La récente levée des restrictions de Covid-19 en Chine, cependant, et la réouverture des vols des compagnies aériennes chinoises, ainsi que ceux à destination et en provenance du pays, contribueront à augmenter les heures de vol.

« Au fur et à mesure que la Chine se déverrouille, il y aura une reprise importante de la demande de voyages aériens. Pour Rolls-Royce, la Chine et la Chine proxy représentaient un peu plus d’un quart du total des heures de vol des moteurs en 2019, avant Covid », a déclaré Charlotte Keyworth, analyste chez Barclays.

« Il existe une corrélation de 70 % entre les heures de vol des moteurs et le cours de l’action de la société, donc ce déblocage est significatif. »

Compte tenu des difficultés rencontrées par Airbus et Boeing pour accélérer la production de nouveaux avions malgré les contraintes de la chaîne d’approvisionnement, les analystes s’attendent également à ce qu’un nombre important d’avions actuellement en stockage soient remis en service, générant des revenus pour Rolls-Royce. Certains d’entre eux seront des gros-porteurs propulsés par Rolls-Royce tels que les A330.

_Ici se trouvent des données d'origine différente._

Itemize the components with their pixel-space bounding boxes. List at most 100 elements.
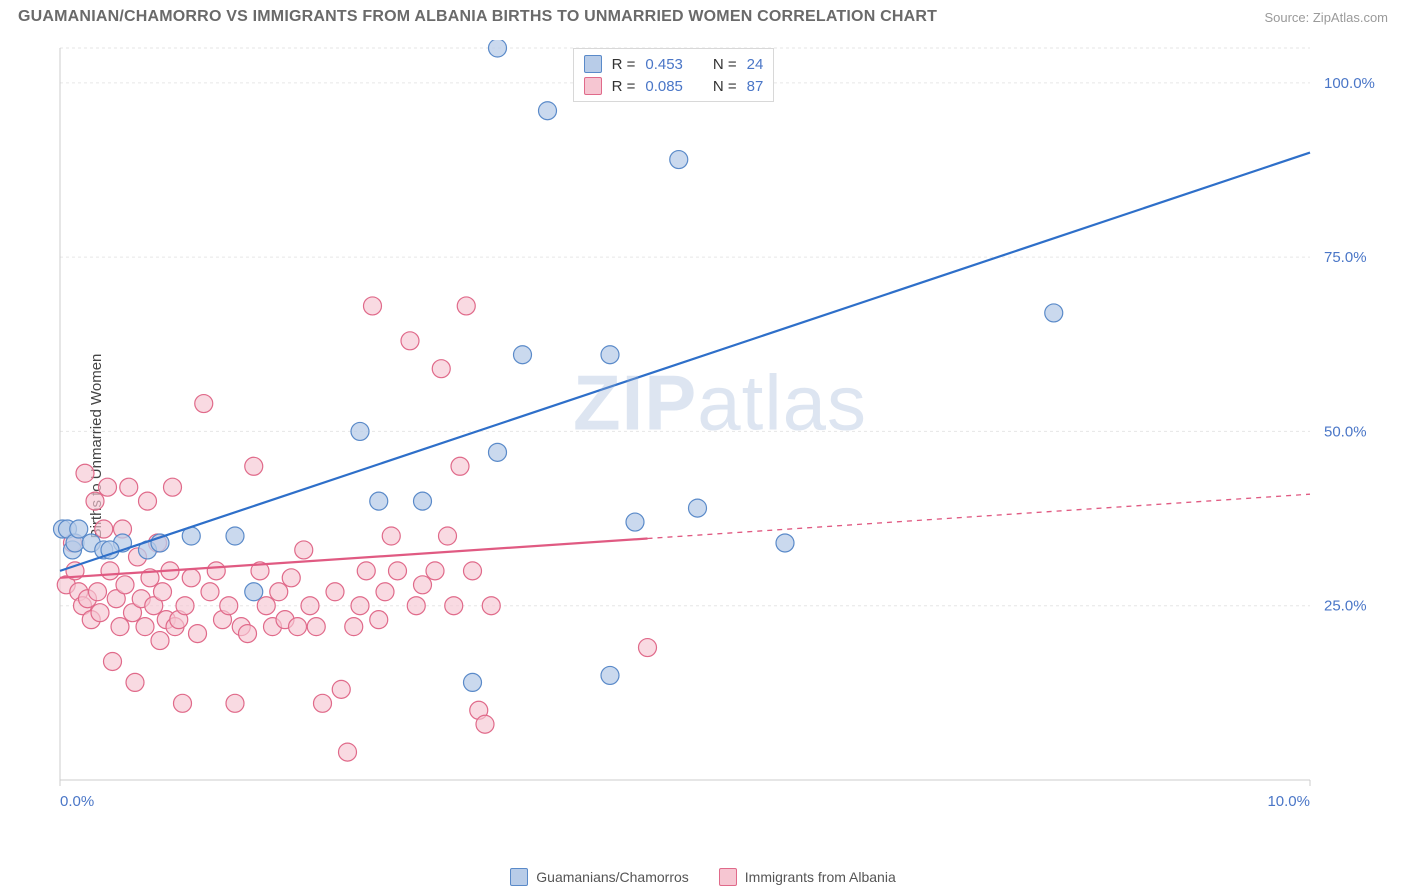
data-point — [226, 694, 244, 712]
data-point — [376, 583, 394, 601]
title-bar: GUAMANIAN/CHAMORRO VS IMMIGRANTS FROM AL… — [0, 0, 1406, 26]
data-point — [189, 625, 207, 643]
data-point — [95, 520, 113, 538]
data-point — [70, 520, 88, 538]
n-value: 87 — [747, 78, 764, 95]
legend-swatch — [719, 868, 737, 886]
data-point — [339, 743, 357, 761]
data-point — [195, 395, 213, 413]
data-point — [89, 583, 107, 601]
data-point — [514, 346, 532, 364]
r-value: 0.453 — [645, 56, 683, 73]
data-point — [176, 597, 194, 615]
data-point — [426, 562, 444, 580]
data-point — [139, 492, 157, 510]
stats-legend-row: R = 0.085 N = 87 — [584, 75, 764, 97]
n-label: N = — [713, 78, 737, 95]
data-point — [414, 576, 432, 594]
data-point — [670, 151, 688, 169]
data-point — [626, 513, 644, 531]
data-point — [326, 583, 344, 601]
data-point — [601, 666, 619, 684]
data-point — [432, 360, 450, 378]
chart-area: 25.0%50.0%75.0%100.0%0.0%10.0% ZIPatlas … — [50, 40, 1390, 830]
data-point — [601, 346, 619, 364]
data-point — [151, 632, 169, 650]
x-tick-label: 10.0% — [1267, 793, 1310, 810]
data-point — [439, 527, 457, 545]
data-point — [639, 639, 657, 657]
r-label: R = — [612, 78, 636, 95]
data-point — [257, 597, 275, 615]
data-point — [239, 625, 257, 643]
data-point — [101, 562, 119, 580]
data-point — [345, 618, 363, 636]
data-point — [489, 443, 507, 461]
r-label: R = — [612, 56, 636, 73]
data-point — [332, 680, 350, 698]
data-point — [295, 541, 313, 559]
data-point — [776, 534, 794, 552]
data-point — [414, 492, 432, 510]
data-point — [464, 673, 482, 691]
data-point — [154, 583, 172, 601]
data-point — [445, 597, 463, 615]
data-point — [476, 715, 494, 733]
y-tick-label: 25.0% — [1324, 598, 1367, 615]
data-point — [116, 576, 134, 594]
stats-legend: R = 0.453 N = 24 R = 0.085 N = 87 — [573, 48, 775, 102]
data-point — [201, 583, 219, 601]
n-value: 24 — [747, 56, 764, 73]
data-point — [451, 457, 469, 475]
data-point — [351, 422, 369, 440]
regression-line-dashed — [648, 494, 1311, 538]
legend-item: Immigrants from Albania — [719, 868, 896, 886]
chart-title: GUAMANIAN/CHAMORRO VS IMMIGRANTS FROM AL… — [18, 8, 937, 26]
data-point — [539, 102, 557, 120]
data-point — [270, 583, 288, 601]
data-point — [407, 597, 425, 615]
data-point — [401, 332, 419, 350]
legend-label: Immigrants from Albania — [745, 869, 896, 885]
y-tick-label: 75.0% — [1324, 249, 1367, 266]
y-tick-label: 50.0% — [1324, 423, 1367, 440]
data-point — [245, 457, 263, 475]
legend-swatch — [510, 868, 528, 886]
data-point — [282, 569, 300, 587]
data-point — [307, 618, 325, 636]
data-point — [245, 583, 263, 601]
data-point — [389, 562, 407, 580]
data-point — [120, 478, 138, 496]
data-point — [226, 527, 244, 545]
data-point — [370, 611, 388, 629]
data-point — [382, 527, 400, 545]
data-point — [314, 694, 332, 712]
data-point — [689, 499, 707, 517]
data-point — [136, 618, 154, 636]
data-point — [370, 492, 388, 510]
data-point — [351, 597, 369, 615]
x-tick-label: 0.0% — [60, 793, 94, 810]
data-point — [464, 562, 482, 580]
data-point — [91, 604, 109, 622]
stats-legend-row: R = 0.453 N = 24 — [584, 53, 764, 75]
r-value: 0.085 — [645, 78, 683, 95]
n-label: N = — [713, 56, 737, 73]
data-point — [357, 562, 375, 580]
data-point — [220, 597, 238, 615]
series-legend: Guamanians/Chamorros Immigrants from Alba… — [0, 868, 1406, 886]
scatter-chart: 25.0%50.0%75.0%100.0%0.0%10.0% — [50, 40, 1390, 830]
data-point — [104, 652, 122, 670]
data-point — [457, 297, 475, 315]
data-point — [164, 478, 182, 496]
legend-label: Guamanians/Chamorros — [536, 869, 689, 885]
data-point — [207, 562, 225, 580]
data-point — [76, 464, 94, 482]
data-point — [174, 694, 192, 712]
data-point — [111, 618, 129, 636]
legend-swatch — [584, 77, 602, 95]
data-point — [301, 597, 319, 615]
data-point — [482, 597, 500, 615]
data-point — [1045, 304, 1063, 322]
data-point — [182, 569, 200, 587]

« Hors long-courrier, l’aéronautique civile renoue avec la croissance de long terme mais dans un environnement macroéconomique difficile. Une grande partie de la reprise à long terme doit encore se produire et Rolls-Royce est le moyen le plus pur d’y parvenir », a déclaré Nick Cunningham d’Agency Partners.

Toute révision stratégique lancée par Erginbilgic devra examiner comment positionner Rolls-Royce pour un monde net zéro.

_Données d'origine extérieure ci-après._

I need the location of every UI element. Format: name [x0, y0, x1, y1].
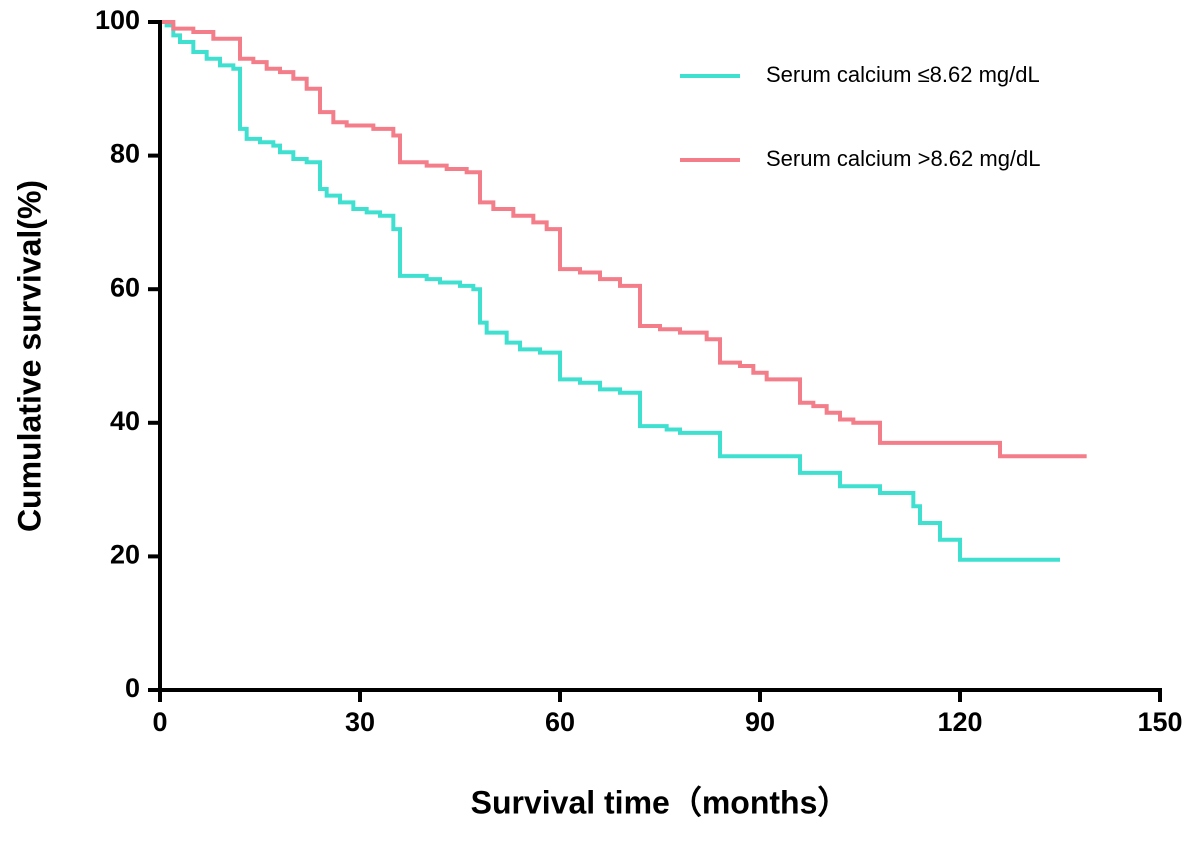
legend-label: Serum calcium >8.62 mg/dL: [766, 146, 1041, 171]
y-tick-label: 20: [110, 540, 140, 570]
y-tick-label: 40: [110, 406, 140, 436]
x-axis-title: Survival time（months）: [471, 784, 850, 820]
x-tick-label: 90: [745, 707, 775, 737]
y-tick-label: 100: [95, 5, 140, 35]
survival-curve: [160, 20, 1060, 562]
y-tick-label: 80: [110, 139, 140, 169]
y-tick-label: 60: [110, 272, 140, 302]
x-tick-label: 30: [345, 707, 375, 737]
x-tick-label: 60: [545, 707, 575, 737]
legend-label: Serum calcium ≤8.62 mg/dL: [766, 62, 1040, 87]
x-tick-label: 150: [1137, 707, 1182, 737]
y-axis-title: Cumulative survival(%): [11, 180, 47, 532]
survival-curve: [160, 20, 1087, 459]
x-tick-label: 0: [152, 707, 167, 737]
y-tick-label: 0: [125, 673, 140, 703]
x-tick-label: 120: [937, 707, 982, 737]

Sous East, la société a investi dans de nouveaux secteurs d’activité d’avions électriques et de petits réacteurs nucléaires modulaires pour souligner le fait que la société doit être considérée comme plus qu’un fabricant de moteurs à combustible fossile. Alors que les investisseurs pensent qu’ils représentent des marchés de croissance potentiels, ils souhaitent qu’Erginbilgic se concentre sur ceux qui rapporteront de l’argent à l’entreprise.

Aucune décision imminente n’est attendue sur l’opportunité de céder l’activité Power Systems de la société, dont les moteurs propulsent les navires et les trains. Au contraire, l’accent devrait être mis sur l’amélioration de ses performances opérationnelles en premier lieu.

D’autres questions stratégiques telles que la recherche d’un partenaire industriel pour le système de propulsion de nouvelle génération devraient également être abordées ultérieurement.

Skinner d’Orbis a admis que « ça a été assez cahoteux » au cours des sept dernières années en tant qu’actionnaire, mais insiste sur le fait que la patience sera récompensée et que des « rendements décents » sont possibles. Malgré les défis, le mandat d’Erginbilgic pourrait également bénéficier d’un timing compte tenu de la réouverture de la Chine.

« Il pourrait être incroyablement chanceux avec le marché de l’aérospatiale civile », a déclaré un observateur de l’industrie.